CBRE Senior Research Manager Kate Bailey said that the sale of high quality industrial and logistics assets in Q2 helped drive down yields and reinforced the continued demand for high value assets.
“The June quarter for NSW saw stronger institutional level industrial and logistics transactions, with two significant portfolio sales including the Simonson Industrial sale of six outer west assets for $71 million,” Bailey said.
In Adelaide, super prime yield sharpened 17 basis points in Q2, with 58 basis points compression on average over the past 12 months mostly driven by demand in high quality assets, particularly in the North West.
“For the markets that saw even further tightening in Q2, we expect that yields are at, or close to, the bottom of the cycle and any further compression will be minimal,” Ms Bailey said.
The report stated that land values continued to grow with average prices for 1.6 hectare parcels up 21% year-on- year, driven by growth in the Sydney market which recorded 40% year-on-year growth.
NSW saw 9% annual growth over the past 20 years, with North Sydney and South Sydney the strongest performing regions.
Land values were up 18% year-on-year in Victoria, with eight consecutive quarters of positive growth.

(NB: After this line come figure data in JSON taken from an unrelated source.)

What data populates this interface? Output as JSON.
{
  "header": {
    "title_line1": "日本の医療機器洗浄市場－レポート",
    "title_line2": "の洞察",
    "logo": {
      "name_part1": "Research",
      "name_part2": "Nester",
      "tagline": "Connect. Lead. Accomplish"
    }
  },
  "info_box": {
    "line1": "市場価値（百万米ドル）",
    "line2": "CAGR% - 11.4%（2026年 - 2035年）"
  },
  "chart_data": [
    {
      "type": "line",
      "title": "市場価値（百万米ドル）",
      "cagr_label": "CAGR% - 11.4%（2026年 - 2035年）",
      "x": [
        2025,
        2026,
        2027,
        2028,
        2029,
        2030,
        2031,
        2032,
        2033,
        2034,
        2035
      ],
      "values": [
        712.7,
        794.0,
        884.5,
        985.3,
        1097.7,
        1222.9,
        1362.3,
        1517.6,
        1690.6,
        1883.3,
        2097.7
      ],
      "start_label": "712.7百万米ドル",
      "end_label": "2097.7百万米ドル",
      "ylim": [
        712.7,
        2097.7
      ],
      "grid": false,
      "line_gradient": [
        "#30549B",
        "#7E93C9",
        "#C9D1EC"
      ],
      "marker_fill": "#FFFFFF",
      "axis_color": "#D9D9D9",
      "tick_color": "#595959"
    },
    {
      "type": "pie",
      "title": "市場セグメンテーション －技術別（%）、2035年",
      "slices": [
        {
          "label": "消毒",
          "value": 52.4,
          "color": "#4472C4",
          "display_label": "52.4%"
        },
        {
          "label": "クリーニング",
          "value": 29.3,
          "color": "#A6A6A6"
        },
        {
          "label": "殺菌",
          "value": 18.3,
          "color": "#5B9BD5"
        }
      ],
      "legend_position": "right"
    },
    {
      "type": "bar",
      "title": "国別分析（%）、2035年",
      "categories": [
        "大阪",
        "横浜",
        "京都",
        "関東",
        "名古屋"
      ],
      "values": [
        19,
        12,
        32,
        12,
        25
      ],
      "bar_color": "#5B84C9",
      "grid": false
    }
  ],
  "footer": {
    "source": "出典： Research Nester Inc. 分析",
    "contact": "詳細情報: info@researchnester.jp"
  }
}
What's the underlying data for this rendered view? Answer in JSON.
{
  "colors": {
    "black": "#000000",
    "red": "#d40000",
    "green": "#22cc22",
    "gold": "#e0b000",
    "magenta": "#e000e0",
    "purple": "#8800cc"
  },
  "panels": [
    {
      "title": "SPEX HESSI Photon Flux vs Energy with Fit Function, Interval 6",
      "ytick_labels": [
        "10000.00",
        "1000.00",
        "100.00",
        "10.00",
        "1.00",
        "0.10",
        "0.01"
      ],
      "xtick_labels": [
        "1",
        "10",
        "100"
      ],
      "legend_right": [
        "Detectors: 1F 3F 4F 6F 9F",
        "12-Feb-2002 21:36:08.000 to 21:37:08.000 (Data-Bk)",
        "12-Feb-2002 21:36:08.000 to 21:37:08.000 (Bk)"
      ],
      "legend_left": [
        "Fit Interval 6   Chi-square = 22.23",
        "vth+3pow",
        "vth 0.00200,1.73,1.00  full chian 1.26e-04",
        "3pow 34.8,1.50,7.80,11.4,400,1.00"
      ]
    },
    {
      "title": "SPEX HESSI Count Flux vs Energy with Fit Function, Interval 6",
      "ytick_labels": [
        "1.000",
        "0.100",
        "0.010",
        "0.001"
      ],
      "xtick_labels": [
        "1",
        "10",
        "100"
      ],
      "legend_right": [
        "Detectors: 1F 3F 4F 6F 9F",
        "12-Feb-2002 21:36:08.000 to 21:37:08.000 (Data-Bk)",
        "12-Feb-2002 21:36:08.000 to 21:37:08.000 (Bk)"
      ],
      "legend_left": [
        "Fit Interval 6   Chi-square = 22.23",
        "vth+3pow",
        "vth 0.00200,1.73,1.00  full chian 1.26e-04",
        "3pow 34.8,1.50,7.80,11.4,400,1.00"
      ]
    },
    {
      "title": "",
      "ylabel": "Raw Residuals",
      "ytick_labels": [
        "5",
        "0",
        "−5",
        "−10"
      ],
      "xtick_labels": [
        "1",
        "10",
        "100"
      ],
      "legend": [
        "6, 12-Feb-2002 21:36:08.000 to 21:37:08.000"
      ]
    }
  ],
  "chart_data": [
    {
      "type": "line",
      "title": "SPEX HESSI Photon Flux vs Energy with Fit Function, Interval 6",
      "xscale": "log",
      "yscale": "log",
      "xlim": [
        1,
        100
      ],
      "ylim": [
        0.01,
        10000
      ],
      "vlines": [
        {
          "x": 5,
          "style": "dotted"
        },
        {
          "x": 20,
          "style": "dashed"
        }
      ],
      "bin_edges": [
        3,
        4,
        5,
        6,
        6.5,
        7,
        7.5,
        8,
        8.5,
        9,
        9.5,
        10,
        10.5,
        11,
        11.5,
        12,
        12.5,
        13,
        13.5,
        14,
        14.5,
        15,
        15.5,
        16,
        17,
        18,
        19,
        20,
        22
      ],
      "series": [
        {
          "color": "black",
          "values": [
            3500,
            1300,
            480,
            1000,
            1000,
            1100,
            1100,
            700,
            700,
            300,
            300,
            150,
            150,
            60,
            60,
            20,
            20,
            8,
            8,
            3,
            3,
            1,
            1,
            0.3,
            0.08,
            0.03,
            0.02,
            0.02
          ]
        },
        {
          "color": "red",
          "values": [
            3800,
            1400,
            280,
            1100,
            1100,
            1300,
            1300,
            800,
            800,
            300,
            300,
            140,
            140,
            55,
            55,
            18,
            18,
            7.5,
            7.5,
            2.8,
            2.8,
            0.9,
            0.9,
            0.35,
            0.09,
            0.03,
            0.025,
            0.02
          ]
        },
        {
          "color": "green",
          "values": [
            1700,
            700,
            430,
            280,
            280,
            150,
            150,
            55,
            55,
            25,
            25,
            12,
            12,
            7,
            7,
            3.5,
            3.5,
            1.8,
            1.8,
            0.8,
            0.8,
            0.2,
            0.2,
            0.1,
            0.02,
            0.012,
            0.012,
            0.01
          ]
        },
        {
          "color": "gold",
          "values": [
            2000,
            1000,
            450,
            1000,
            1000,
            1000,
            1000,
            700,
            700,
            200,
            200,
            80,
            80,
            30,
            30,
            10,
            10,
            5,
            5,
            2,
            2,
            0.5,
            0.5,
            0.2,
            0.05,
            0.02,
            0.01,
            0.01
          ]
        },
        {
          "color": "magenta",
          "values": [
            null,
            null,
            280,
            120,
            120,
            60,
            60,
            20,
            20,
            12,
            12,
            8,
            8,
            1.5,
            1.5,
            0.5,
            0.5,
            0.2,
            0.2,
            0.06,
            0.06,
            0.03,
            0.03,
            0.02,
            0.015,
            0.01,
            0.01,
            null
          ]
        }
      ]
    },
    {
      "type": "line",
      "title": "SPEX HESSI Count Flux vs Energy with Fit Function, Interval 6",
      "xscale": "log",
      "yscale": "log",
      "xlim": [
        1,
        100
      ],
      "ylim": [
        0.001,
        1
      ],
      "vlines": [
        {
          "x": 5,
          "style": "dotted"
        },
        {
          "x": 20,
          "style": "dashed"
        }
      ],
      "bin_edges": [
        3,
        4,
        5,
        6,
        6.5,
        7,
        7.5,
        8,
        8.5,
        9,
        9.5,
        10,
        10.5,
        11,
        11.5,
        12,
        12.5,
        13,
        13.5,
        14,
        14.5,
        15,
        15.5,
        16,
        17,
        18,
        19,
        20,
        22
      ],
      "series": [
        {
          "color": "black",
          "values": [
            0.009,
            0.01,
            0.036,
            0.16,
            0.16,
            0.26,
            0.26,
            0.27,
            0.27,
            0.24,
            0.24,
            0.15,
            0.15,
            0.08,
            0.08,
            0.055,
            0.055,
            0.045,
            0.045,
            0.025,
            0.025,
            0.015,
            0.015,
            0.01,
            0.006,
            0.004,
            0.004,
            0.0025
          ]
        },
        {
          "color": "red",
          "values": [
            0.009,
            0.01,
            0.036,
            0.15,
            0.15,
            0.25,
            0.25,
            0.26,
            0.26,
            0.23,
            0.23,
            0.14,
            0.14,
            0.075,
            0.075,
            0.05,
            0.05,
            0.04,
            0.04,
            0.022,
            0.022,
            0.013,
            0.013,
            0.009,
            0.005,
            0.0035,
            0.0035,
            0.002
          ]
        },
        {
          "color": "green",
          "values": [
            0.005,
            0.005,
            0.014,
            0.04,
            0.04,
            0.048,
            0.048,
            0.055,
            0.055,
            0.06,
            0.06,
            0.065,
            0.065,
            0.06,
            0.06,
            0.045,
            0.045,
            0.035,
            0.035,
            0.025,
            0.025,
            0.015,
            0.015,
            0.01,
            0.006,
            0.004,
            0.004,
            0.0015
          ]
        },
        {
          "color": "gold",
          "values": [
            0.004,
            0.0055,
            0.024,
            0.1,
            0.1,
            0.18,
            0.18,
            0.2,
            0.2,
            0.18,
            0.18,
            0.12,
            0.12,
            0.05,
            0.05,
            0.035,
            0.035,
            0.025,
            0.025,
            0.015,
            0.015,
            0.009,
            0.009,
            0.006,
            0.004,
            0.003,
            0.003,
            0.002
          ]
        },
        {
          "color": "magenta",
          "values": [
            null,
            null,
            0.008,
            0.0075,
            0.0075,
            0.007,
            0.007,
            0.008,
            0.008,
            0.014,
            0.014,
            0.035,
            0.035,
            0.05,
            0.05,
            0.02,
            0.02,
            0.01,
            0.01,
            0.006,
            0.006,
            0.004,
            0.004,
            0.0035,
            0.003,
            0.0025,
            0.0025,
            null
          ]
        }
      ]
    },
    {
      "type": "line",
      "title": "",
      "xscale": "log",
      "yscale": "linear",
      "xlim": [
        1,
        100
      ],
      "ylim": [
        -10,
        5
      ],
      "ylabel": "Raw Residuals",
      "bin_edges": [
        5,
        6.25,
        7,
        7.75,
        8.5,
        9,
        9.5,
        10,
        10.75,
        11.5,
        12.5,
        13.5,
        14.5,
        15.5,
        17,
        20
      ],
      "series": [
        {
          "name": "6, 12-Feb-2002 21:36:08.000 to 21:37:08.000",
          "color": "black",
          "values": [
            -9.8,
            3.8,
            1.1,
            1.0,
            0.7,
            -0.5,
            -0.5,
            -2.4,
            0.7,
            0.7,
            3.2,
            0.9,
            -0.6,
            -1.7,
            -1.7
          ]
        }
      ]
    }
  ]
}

Queensland land values rose by 14% annually, with occupiers and developers starting to land bank sites, particularly in the south and west.
CBRE Pacific Senior Managing Director Matt Haddon said that a total of 206,000 square metres of new industrial and logistics supply was released to the market in Q2.
Sydney saw the highest levels, with 37% of all new supply in 2017. Over 680,000 square metres of industrial and logistics stock was added in the first half of 2017 – 66% more than in the same period last year.
However, rent growth remained relatively strong with super prime net face rents increasing 1.3% to $131 per square metre and secondary rents growing 1.1% to $110 per square metre.
“We expect this growth to continue through to the end of 2017 and start to slow in early 2018,” Haddon said.
Melbourne recorded its first quarter of rental growth since Q3 2016, with super prime face rents increasing by 3.9% to $83.1 per square metre.
“This has been driven by increases in Melbourne’s south east which saw growth of 5.9% quarter-on-quarter, with availability of well-located super prime assets tightening,” Haddon said.
“The Port of Melbourne and infrastructure investment is driving demand in the west precinct, with strong super prime growth of 3.4% quarter-on-quarter.”